A obra se divide em cinco capítulos, organizados a partir de uma série de tensões –marginalização social e sucesso comercial; tradição afro-diaspórica e modernização tecnológica; adesão ao mercado e contestação crítica; discurso de resistência e estratégias de cooptação; misoginia gangsta e a reação-adaptação feminina.

O caminho escolhido por Rose, de grande rendimento crítico, é o enfrentamento franco e dialético das contradições, em tudo avesso a soluções fáceis e simplórias. Ainda que se ponha francamente em defesa do rap, confrontando interpretações equivocadas de críticos e entusiastas, em nenhum momento a firmeza de seu compromisso sacrifica a densidade do seu olhar.

Contrário a qualquer reducionismo das ideias, e por respeito aos seus irmãos, o livro opta por explorar ao máximo as ambiguidades do gênero que, no limite, são as mesmas da juventude negra americana em contexto de desagregação neoliberal.

A imagem final, sugerida pela própria estrutura da obra, é a do rap como uma arena de conflito que se organiza em diversas frentes –contra a opinião pública mainstream, contra os mecanismos de cooptação do mercado, contra a arrogância da crítica acadêmica, contra os órgãos de repressão do Estado, além dos conflitos internos de classe e gênero.

É nessa arena que MC Rose se movimenta, assumindo múltiplas identidades que servem para "sabotar o raciocínio" de seus interlocutores. Se em dado momento ela mobiliza o ponto de vista negro para rebater as críticas do feminismo branco —que frequentemente desconsidera a especificidade da vivência das mulheres negras—, em outro ela "retorna" a esse mesmo feminismo para se contrapor à misoginia gangsta.

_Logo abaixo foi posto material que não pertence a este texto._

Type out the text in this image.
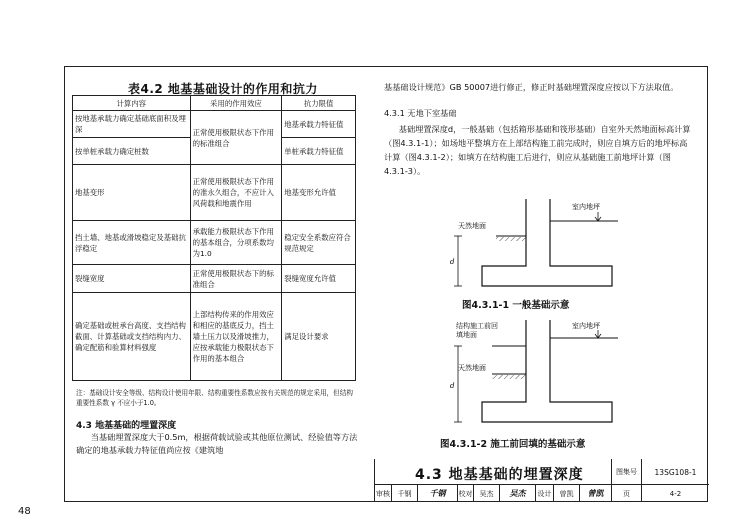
表4.2 地基基础设计的作用和抗力
计算内容	采用的作用效应	抗力限值
按地基承载力确定基础底面积及埋深	正常使用极限状态下作用的标准组合	地基承载力特征值
按单桩承载力确定桩数		单桩承载力特征值
地基变形	正常使用极限状态下作用的准永久组合，不应计入风荷载和地震作用	地基变形允许值
挡土墙、地基或滑坡稳定及基础抗浮稳定	承载能力极限状态下作用的基本组合，分项系数均为1.0	稳定安全系数应符合规范规定
裂缝宽度	正常使用极限状态下的标准组合	裂缝宽度允许值
确定基础或桩承台高度、支挡结构截面、计算基础或支挡结构内力、确定配筋和验算材料强度	上部结构传来的作用效应和相应的基底反力，挡土墙土压力以及滑坡推力，应按承载能力极限状态下作用的基本组合	满足设计要求
注：基础设计安全等级、结构设计使用年限、结构重要性系数应按有关规范的规定采用，但结构重要性系数 γ 不应小于1.0。
4.3 地基基础的埋置深度
当基础埋置深度大于0.5m，根据荷载试验或其他原位测试、经验值等方法确定的地基承载力特征值尚应按《建筑地
基基础设计规范》GB 50007进行修正，修正时基础埋置深度应按以下方法取值。
4.3.1 无地下室基础
基础埋置深度d，一般基础（包括箱形基础和筏形基础）自室外天然地面标高计算（图4.3.1-1）；如场地平整填方在上部结构施工前完成时，则应自填方后的地坪标高计算（图4.3.1-2）；如填方在结构施工后进行，则应从基础施工前地坪计算（图4.3.1-3）。
d
天然地面
室内地坪
图4.3.1-1 一般基础示意
d
室内地坪
天然地面
结构施工前回填地面
图4.3.1-2 施工前回填的基础示意
4.3 地基基础的埋置深度	图集号	13SG108-1
审核	千钢	千钢	校对	吴杰	吴杰	设计	曾凯	曾凯	页	4-2
48
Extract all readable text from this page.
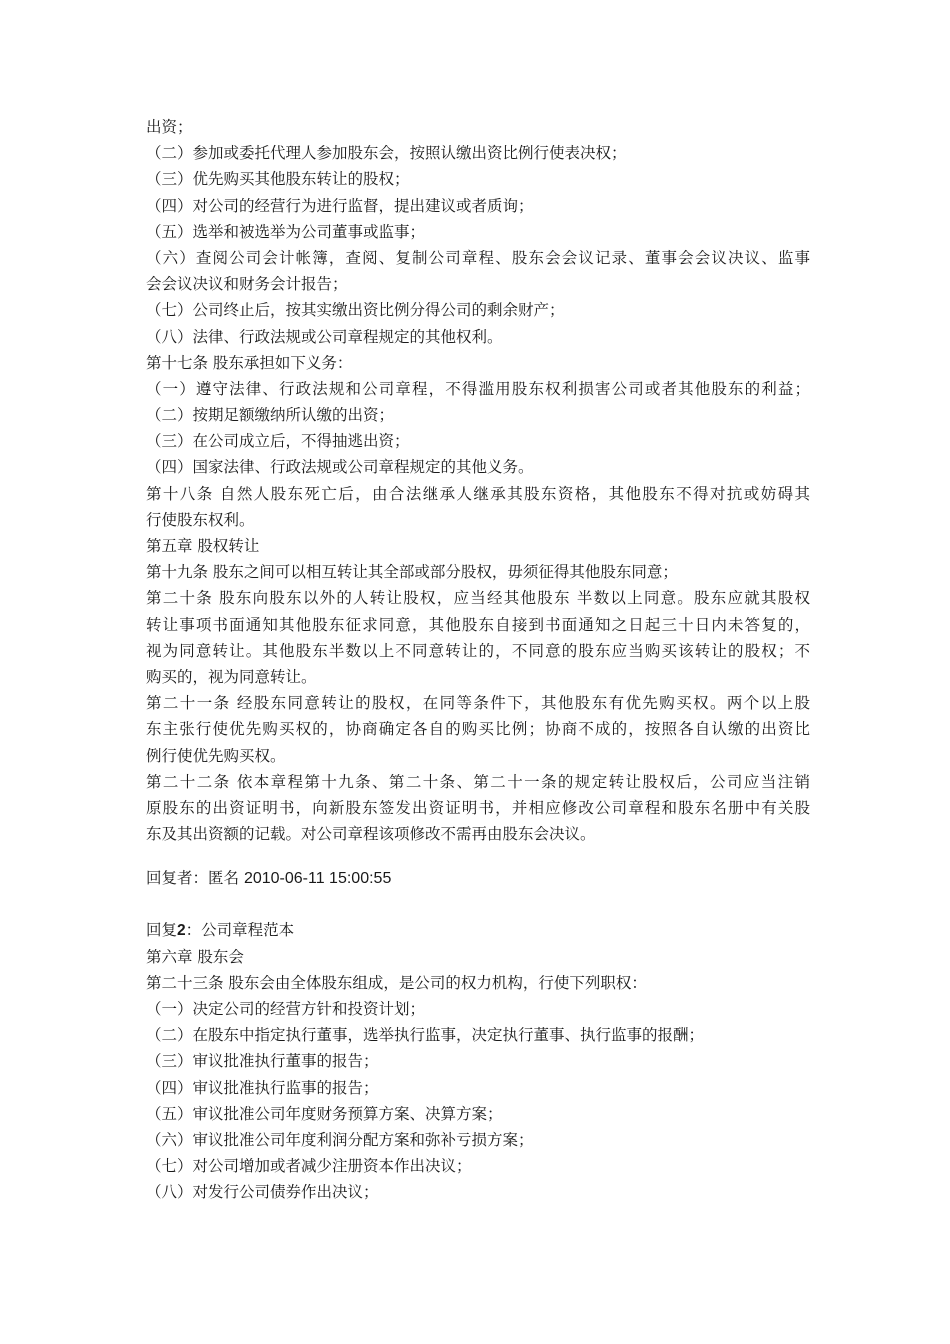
出资；
（二）参加或委托代理人参加股东会，按照认缴出资比例行使表决权；
（三）优先购买其他股东转让的股权；
（四）对公司的经营行为进行监督，提出建议或者质询；
（五）选举和被选举为公司董事或监事；
（六）查阅公司会计帐簿，查阅、复制公司章程、股东会会议记录、董事会会议决议、监事
会会议决议和财务会计报告；
（七）公司终止后，按其实缴出资比例分得公司的剩余财产；
（八）法律、行政法规或公司章程规定的其他权利。
第十七条 股东承担如下义务：
（一）遵守法律、行政法规和公司章程，不得滥用股东权利损害公司或者其他股东的利益；
（二）按期足额缴纳所认缴的出资；
（三）在公司成立后，不得抽逃出资；
（四）国家法律、行政法规或公司章程规定的其他义务。
第十八条 自然人股东死亡后，由合法继承人继承其股东资格，其他股东不得对抗或妨碍其
行使股东权利。
第五章 股权转让
第十九条 股东之间可以相互转让其全部或部分股权，毋须征得其他股东同意；
第二十条 股东向股东以外的人转让股权，应当经其他股东 半数以上同意。股东应就其股权
转让事项书面通知其他股东征求同意，其他股东自接到书面通知之日起三十日内未答复的，
视为同意转让。其他股东半数以上不同意转让的，不同意的股东应当购买该转让的股权；不
购买的，视为同意转让。
第二十一条 经股东同意转让的股权，在同等条件下，其他股东有优先购买权。两个以上股
东主张行使优先购买权的，协商确定各自的购买比例；协商不成的，按照各自认缴的出资比
例行使优先购买权。
第二十二条 依本章程第十九条、第二十条、第二十一条的规定转让股权后，公司应当注销
原股东的出资证明书，向新股东签发出资证明书，并相应修改公司章程和股东名册中有关股
东及其出资额的记载。对公司章程该项修改不需再由股东会决议。
回复者：匿名 2010-06-11 15:00:55
回复2：公司章程范本
第六章 股东会
第二十三条 股东会由全体股东组成，是公司的权力机构，行使下列职权：
（一）决定公司的经营方针和投资计划；
（二）在股东中指定执行董事，选举执行监事，决定执行董事、执行监事的报酬；
（三）审议批准执行董事的报告；
（四）审议批准执行监事的报告；
（五）审议批准公司年度财务预算方案、决算方案；
（六）审议批准公司年度利润分配方案和弥补亏损方案；
（七）对公司增加或者减少注册资本作出决议；
（八）对发行公司债券作出决议；
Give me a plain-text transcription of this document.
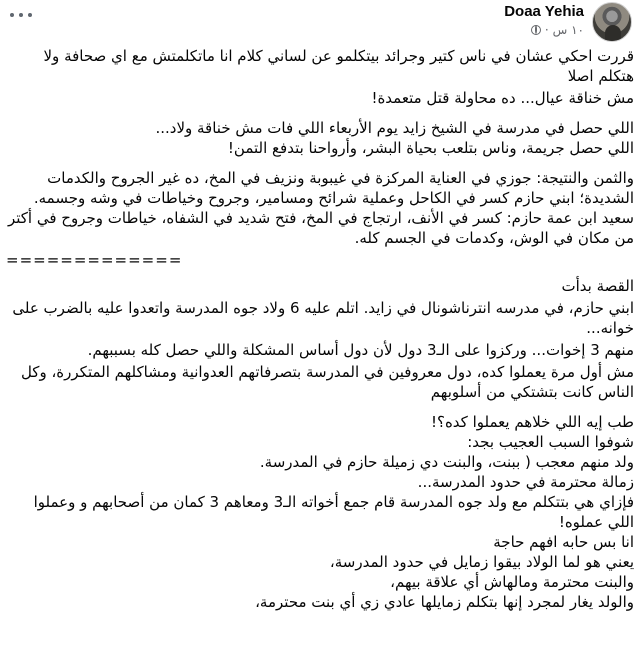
Doaa Yehia
١٠ س
·

قررت احكي عشان في ناس كتير وجرائد بيتكلمو عن لساني كلام انا ماتكلمتش مع اي صحافة ولا هتكلم اصلا

مش خناقة عيال... ده محاولة قتل متعمدة!

اللي حصل في مدرسة في الشيخ زايد يوم الأربعاء اللي فات مش خناقة ولاد...
اللي حصل جريمة، وناس بتلعب بحياة البشر، وأرواحنا بتدفع التمن!

والثمن والنتيجة: جوزي في العناية المركزة في غيبوبة ونزيف في المخ، ده غير الجروح والكدمات الشديدة؛ ابني حازم كسر في الكاحل وعملية شرائح ومسامير، وجروح وخياطات في وشه وجسمه. سعيد ابن عمة حازم: كسر في الأنف، ارتجاج في المخ، فتح شديد في الشفاه، خياطات وجروح في أكتر من مكان في الوش، وكدمات في الجسم كله.

=============

القصة بدأت

ابني حازم، في مدرسه انترناشونال في زايد. اتلم عليه 6 ولاد جوه المدرسة واتعدوا عليه بالضرب على خوانه...

منهم 3 إخوات... وركزوا على الـ3 دول لأن دول أساس المشكلة واللي حصل كله بسببهم.

مش أول مرة يعملوا كده، دول معروفين في المدرسة بتصرفاتهم العدوانية ومشاكلهم المتكررة، وكل الناس كانت بتشتكي من أسلوبهم

طب إيه اللي خلاهم يعملوا كده؟!
شوفوا السبب العجيب بجد:
ولد منهم معجب ( ببنت، والبنت دي زميلة حازم في المدرسة.
زمالة محترمة في حدود المدرسة...
فإزاي هي بتتكلم مع ولد جوه المدرسة قام جمع أخواته الـ3 ومعاهم 3 كمان من أصحابهم و وعملوا اللي عملوه!
انا بس حابه افهم حاجة
يعني هو لما الولاد بيقوا زمايل في حدود المدرسة،
والبنت محترمة ومالهاش أي علاقة بيهم،
والولد يغار لمجرد إنها بتكلم زمايلها عادي زي أي بنت محترمة،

Tudo isso apenas para, na sequência, retornar para a trincheira negra, ao perceber que o elogio aparentemente progressista das mulheres no rap funciona como uma estratégia de fragilização comunitária.

Da mesma forma, ela se afasta do campo acadêmico quando este demonstra ser incapaz de dialogar com a complexidade da linguagem periférica, para retornar a ele quando precisa confrontar estratégias de manipulação diversas. Em suma, o livro transita com maestria por um campo minado, cercado de riscos por todos os lados, com a sagacidade de quem participa de uma batalha de MCs.

Em relação a nosso próprio terreiro, podemos dizer que a versão em português de "Barulho de Preto" chega em momento bastante oportuno, quando se observa uma crescente expansão das pesquisas sobre hip-hop nas universidades brasileiras.

Notemos que o movimento faz parte de um contexto mais geral de ampliação do horizonte de saber das universidades, em busca de novas vozes e perspectivas para além daquelas já há muito conhecidas.

Contudo, mais importante do que celebrar essa bem-vinda abertura de visão, é saber reconhecer isso por aquilo que é –o resultado de uma estratégia paciente e sagaz que vem de longe, tomando a cena de assalto ali onde menos se espera. Sabedoria ancestral há tempos compartilhada pelos nossos.